3
votes

I am trying to include the spark-avro package while starting spark-shell, as per the instructions mentioned here: https://github.com/databricks/spark-avro#with-spark-shell-or-spark-submit.

spark-shell --packages com.databricks:spark-avro_2.10:2.0.1

My intent is to convert the avro schema to spark schema type, using SchemaConverter class present in the package.

import com.databricks.spark.avro._ ... //colListDel is list of fields from avsc which are to be delted for some functional reason.

for( field <- colListDel){
 println(SchemaConverters.toSqlType(field.schema()).dataType);
}

...

On execution of above for loop, i get below error:

<console>:47: error: object SchemaConverters in package avro cannot be accessed in package com.databricks.spark.avro
            println(SchemaConverters.toSqlType(field.schema()).dataType);

Please suggest if there is anything I am missing or let me know how to include SchemaConverter in my scala code.

Below are my envt details: Spark version: 1.6.0 Cloudera VM 5.7

Thanks!

1
did you ever figure this out? i am running into the same error.user3809888
workaround : once the package command is executed, it downloads the jars in some hidden folder: .ivy2/jars folder.

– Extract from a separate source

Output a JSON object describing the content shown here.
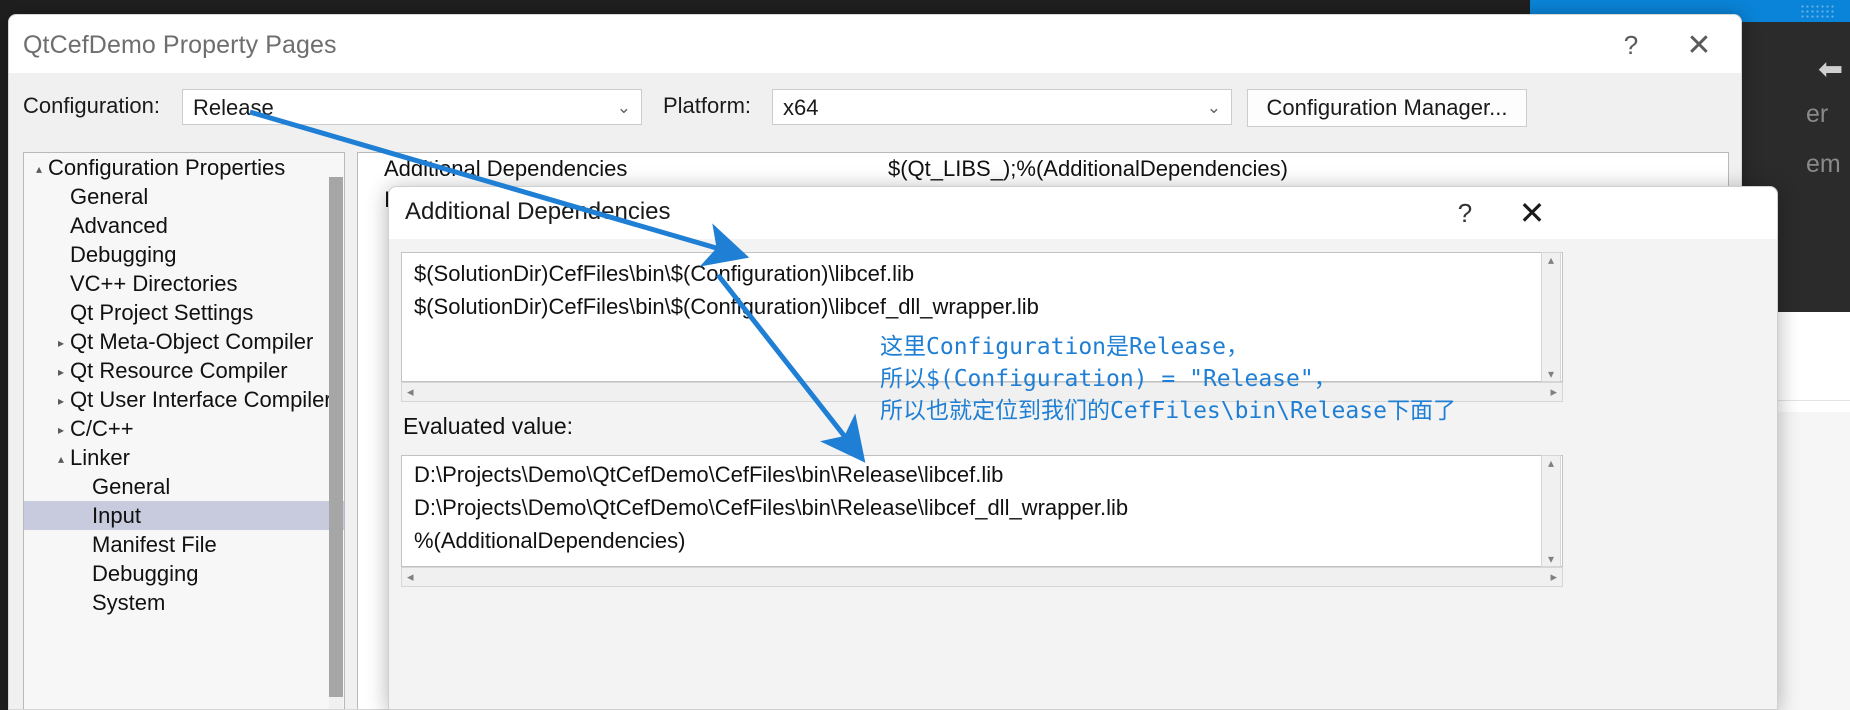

I used those jars in the classpath and wrote the scala custom code to use the classes from the package library. Seems internally schemaconverter is a private member and if you need you need to customise it, by checking the required license terms. let me know if this helps.hadooper
Probably the 2.0.1 was not build from most recent 2.0 branch. I noticed that this class used to be private: github.com/databricks/spark-avro/blob/branch-1.0/src/main/scala/…Piotr Reszke
I am using Spark 1.4.1 and I tried the code val sField = new StructField(f.name,SchemaConverters.toSqlType(f.schema()).dataType,false) and I found the below error: Spark symbol SchemaConverters is not accessible from this place did you find a solution for older versions? i am limited to version 1.4.1 in my workplacealsolh

1 Answers

1
votes

This object and the mentioned method used to be private. Please check the source code from version 1.0:

https://github.com/databricks/spark-avro/blob/branch-1.0/src/main/scala/com/databricks/spark/avro/SchemaConverters.scala

private object SchemaConverters {
  case class SchemaType(dataType: DataType, nullable: Boolean)
  /**
   * This function takes an avro schema and returns a sql schema.
   */
  private[avro] def toSqlType(avroSchema: Schema): SchemaType = {
    avroSchema.getType match {
    ...

You were downloading the 2.0.1 version which was probably not build from latest 2.0 branch. I checked the 3.0 version and this class and method are public now.

This should solve your problems:

spark-shell --packages com.databricks:spark-avro_2.10:3.0.0

EDIT: added after comment

The spark-avro 3.0.0 library requires Spark 2.0, so you can replace your current Spark with 2.0 version. The other option would be to contact databricks and ask them to build 2.0.2 version - from the latest 2.0 branch.